Colorado Rivers Rise With Warmer Temperatures Melting Record Snowpack, Flooding Concerns Statewide

Flood Watch: Colorado Rivers Rise With Warm Weather

Flood advisories were issued by the National Weather Service last night and this morning for areas in northwest Colorado for areas around Jackson and County and Rand as well as Grand Junction and areas surrounding the Colorado River and is in effect until 9:30 p.m. Wednesday.

It appears to be just the beginning of what many are concerned will be a season of severe flooding due to record snow pack in the Colorado mountains and with the arrival of warm Spring-Summer weather this week, finally.

CBSDenver reports that the snowpack is more than three times the average in the South Platte River Basin, which the Poudre and Big Thompson Rivers are part of and run through Larimer County.

In a statement made to CBSDenver, Erik Nilsson, Larimer County Emergency Manager says about the potential for flooding:

These snowpacks are off the chart. My gut tells me that we’re going into somewhat uncharted waters; that we’re just going to have to play it by ear. This isn’t a flash flood. To a great extent we’ll see this coming. We’ll see the river rising slowly.

Estes Park is bracing for flood as well, according to a 7News report that snowpack is more than double the average for the high country, higher water flows are expected by the end of the week and over the weekend.

Colorado Springs Gazette reports that in Steamboat Springs, areas around the Yampa River were already experiencing unusually high water.

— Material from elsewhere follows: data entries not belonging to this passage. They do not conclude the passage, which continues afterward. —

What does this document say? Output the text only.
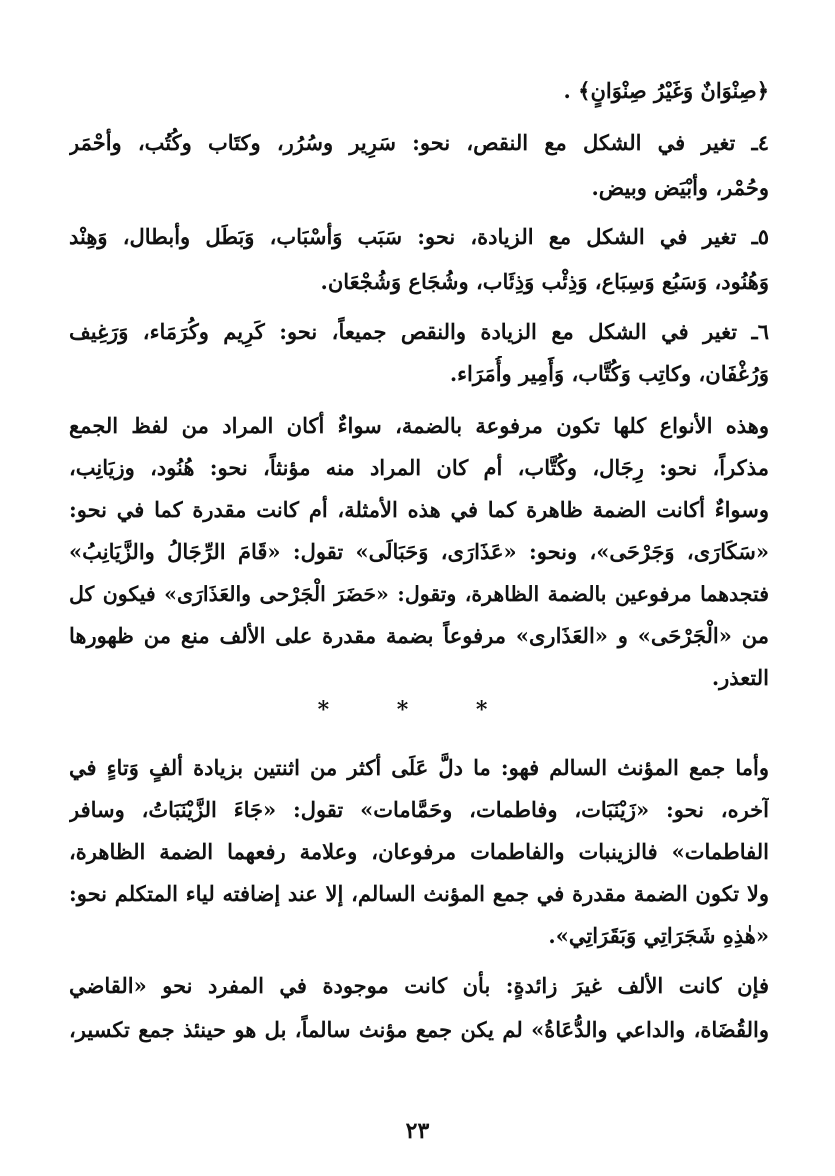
﴿صِنْوَانٌ وَغَيْرُ صِنْوَانٍ﴾ .
٤ـ تغير في الشكل مع النقص، نحو: سَرِير وسُرُر، وكتَاب وكُتُب، وأحْمَر
وحُمْر، وأبْيَض وبيض.
٥ـ تغير في الشكل مع الزيادة، نحو: سَبَب وَأسْبَاب، وَبَطَل وأبطال، وَهِنْد
وَهُنُود، وَسَبُع وَسِبَاع، وَذِئْب وَذِئَاب، وشُجَاع وَشُجْعَان.
٦ـ تغير في الشكل مع الزيادة والنقص جميعاً، نحو: كَرِيم وكُرَمَاء، وَرَغِيف
وَرُغْفَان، وكاتِب وَكُتَّاب، وَأَمِير وأُمَرَاء.
وهذه الأنواع كلها تكون مرفوعة بالضمة، سواءٌ أكان المراد من لفظ الجمع
مذكراً، نحو: رِجَال، وكُتَّاب، أم كان المراد منه مؤنثاً، نحو: هُنُود، وزيَانِب،
وسواءٌ أكانت الضمة ظاهرة كما في هذه الأمثلة، أم كانت مقدرة كما في نحو:
«سَكَارَى، وَجَرْحَى»، ونحو: «عَذَارَى، وَحَبَالَى» تقول: «قَامَ الرِّجَالُ والزَّيَانِبُ»
فتجدهما مرفوعين بالضمة الظاهرة، وتقول: «حَضَرَ الْجَرْحى والعَذَارَى» فيكون كل
من «الْجَرْحَى» و «العَذَارى» مرفوعاً بضمة مقدرة على الألف منع من ظهورها
التعذر.
* * *
وأما جمع المؤنث السالم فهو: ما دلَّ عَلَى أكثر من اثنتين بزيادة ألفٍ وَتاءٍ في
آخره، نحو: «زَيْنَبَات، وفاطمات، وحَمَّامات» تقول: «جَاءَ الزَّيْنَبَاتُ، وسافر
الفاطمات» فالزينبات والفاطمات مرفوعان، وعلامة رفعهما الضمة الظاهرة،
ولا تكون الضمة مقدرة في جمع المؤنث السالم، إلا عند إضافته لياء المتكلم نحو:
«هٰذِهِ شَجَرَاتِي وَبَقَرَاتِي».
فإن كانت الألف غيرَ زائدةٍ: بأن كانت موجودة في المفرد نحو «القاضي
والقُضَاة، والداعي والدُّعَاةُ» لم يكن جمع مؤنث سالماً، بل هو حينئذ جمع تكسير،
٢٣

Jay Wetzler, owner of Steamboat Hotel, which had water levels near its door, made this statement to the Steamboat Pilot:

The scary thing is we're not even close to peak runoff. We're at least two weeks away.

The Denver Post reports that several rivers and creeks could flood come end of week, including Colorado, Yampa, Gunnison, Crystal, Elk, Little Snake and Illinois rivers, as well as Fortification, Troublesome, Muddy and Willow creeks.

The Colorado River was at 348 percent of its seasonal flow on Tuesday near Kremmling and the U.S. Geological Survey measured the river depth at 14 feet -- flood stage is at 15 feet, the Denver Post reports.